The output of the above script will look similar to the following figure:

![Example of Bayesian Inference on a Circle](docs/source/figures/fig1.png)

## Dependencies

* NumPy
* SciPy
* Matplotlib
* joblib

### Optional (`sphere`)

* pyshtools
* Cartopy

## Recent Updates

`pygeoinf` is under active development, and recent updates have expanded its capabilities to address a broader range of geophysical problems. Key improvements include:

* **Non-Linear Inverse Problems**: The library now supports non-linear inverse problems through the `NonLinearOperator` and `NonLinearForm` classes. This allows you to define and solve problems where the relationship between model parameters and data is non-linear. The framework includes support for Fréchet derivatives, enabling the use of gradient-based optimisation methods.

* **Advanced Optimisation Algorithms**: To complement the non-linear framework, `pygeoinf` now includes a suite of optimisation algorithms. You can use the custom `GradientDescent` solver or leverage the power of SciPy's optimization library with methods like 'BFGS', 'L-BFGS-B', and 'Newton-CG'. Derivative-free methods such as 'Powell' and 'Nelder-Mead' are also supported for problems where gradients are unavailable.

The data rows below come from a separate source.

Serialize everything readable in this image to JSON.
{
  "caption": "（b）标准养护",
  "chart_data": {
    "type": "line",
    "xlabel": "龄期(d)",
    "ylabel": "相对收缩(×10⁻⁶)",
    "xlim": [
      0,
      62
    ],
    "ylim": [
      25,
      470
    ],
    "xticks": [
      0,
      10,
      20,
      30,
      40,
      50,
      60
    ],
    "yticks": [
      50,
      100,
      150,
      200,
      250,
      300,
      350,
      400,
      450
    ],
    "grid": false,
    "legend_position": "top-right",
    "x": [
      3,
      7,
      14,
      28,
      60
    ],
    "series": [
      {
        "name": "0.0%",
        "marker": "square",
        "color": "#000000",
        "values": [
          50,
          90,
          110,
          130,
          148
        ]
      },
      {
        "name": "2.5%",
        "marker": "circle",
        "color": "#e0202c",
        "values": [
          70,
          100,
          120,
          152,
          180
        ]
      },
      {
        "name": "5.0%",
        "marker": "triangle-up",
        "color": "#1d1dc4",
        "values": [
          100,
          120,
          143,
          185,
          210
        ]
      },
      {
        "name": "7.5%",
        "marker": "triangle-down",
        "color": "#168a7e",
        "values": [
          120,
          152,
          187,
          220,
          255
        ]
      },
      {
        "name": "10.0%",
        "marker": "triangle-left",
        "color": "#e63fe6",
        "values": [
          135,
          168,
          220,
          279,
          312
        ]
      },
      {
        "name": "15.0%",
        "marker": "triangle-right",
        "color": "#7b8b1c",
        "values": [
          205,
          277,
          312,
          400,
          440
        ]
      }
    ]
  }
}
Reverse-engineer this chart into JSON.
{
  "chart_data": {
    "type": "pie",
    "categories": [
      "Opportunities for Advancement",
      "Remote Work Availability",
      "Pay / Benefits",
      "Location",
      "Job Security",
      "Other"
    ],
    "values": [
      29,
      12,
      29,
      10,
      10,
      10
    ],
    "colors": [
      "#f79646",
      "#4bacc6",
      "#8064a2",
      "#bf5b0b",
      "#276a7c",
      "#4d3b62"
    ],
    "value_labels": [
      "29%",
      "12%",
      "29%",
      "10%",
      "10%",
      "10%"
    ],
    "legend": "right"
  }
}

* **Backus-Gilbert Methods**: The foundations for the Backus-Gilbert method have been implemented. While this feature is still evolving, the core components are in place for you to begin exploring this powerful inference technique.

## Future Plans

Future development will focus on the following areas:

* **Non-linear Bayesian Inference**: We plan to develop methods for non-linear Bayesian problems, including techniques for linearizing the problem around the maximum a posteriori (MAP) solution to estimate posterior uncertainty. This will also involve constructing efficient proposal distributions for Markov chain Monte Carlo (MCMC) sampling methods.

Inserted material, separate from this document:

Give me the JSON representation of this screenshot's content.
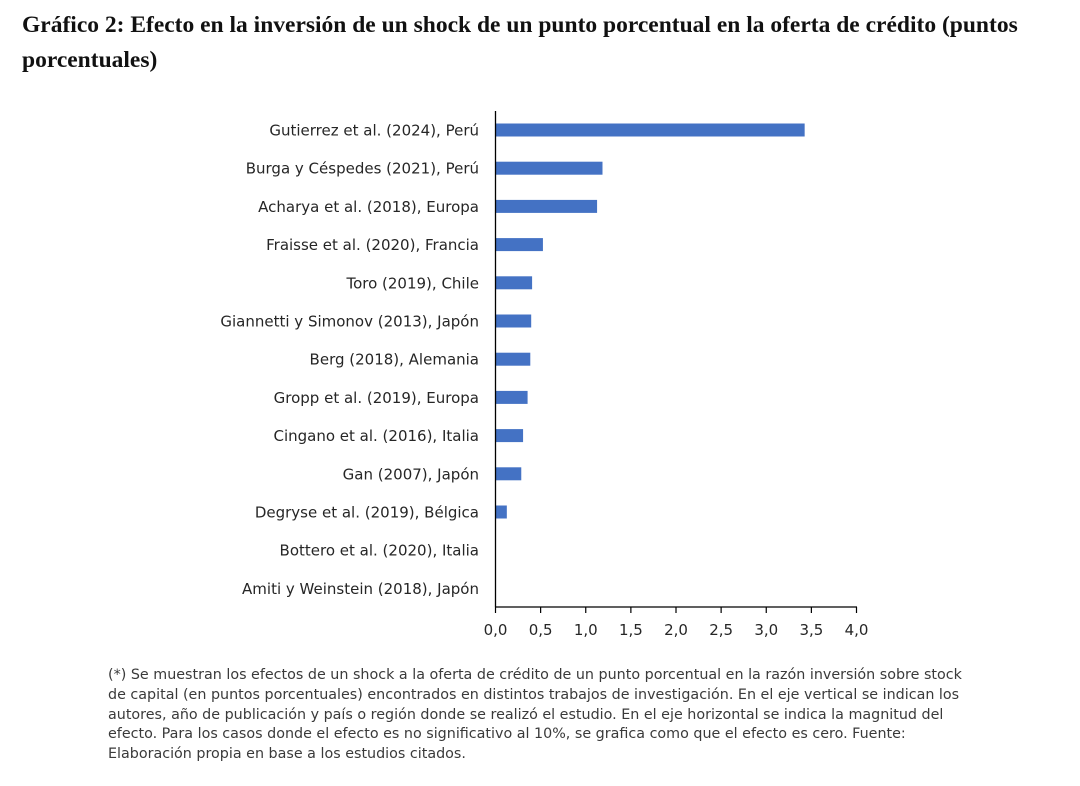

* **New Geophysical Hilbert Spaces**: We will be adding more `HilbertSpace` implementations for specific geophysical applications. A key focus will be on creating spaces for functions defined within a **spherical annulus** (spherical shell), which is crucial for problems in global seismology and mantle tomography.


## Contributing
Contributions are welcome! If you would like to contribute, please feel free to fork the repository, make your changes, and submit a pull request. For major changes, please open an issue first to discuss what you would like to change.

## License
This project is licensed under the BSD-3-Clause License - see the LICENSE file for details.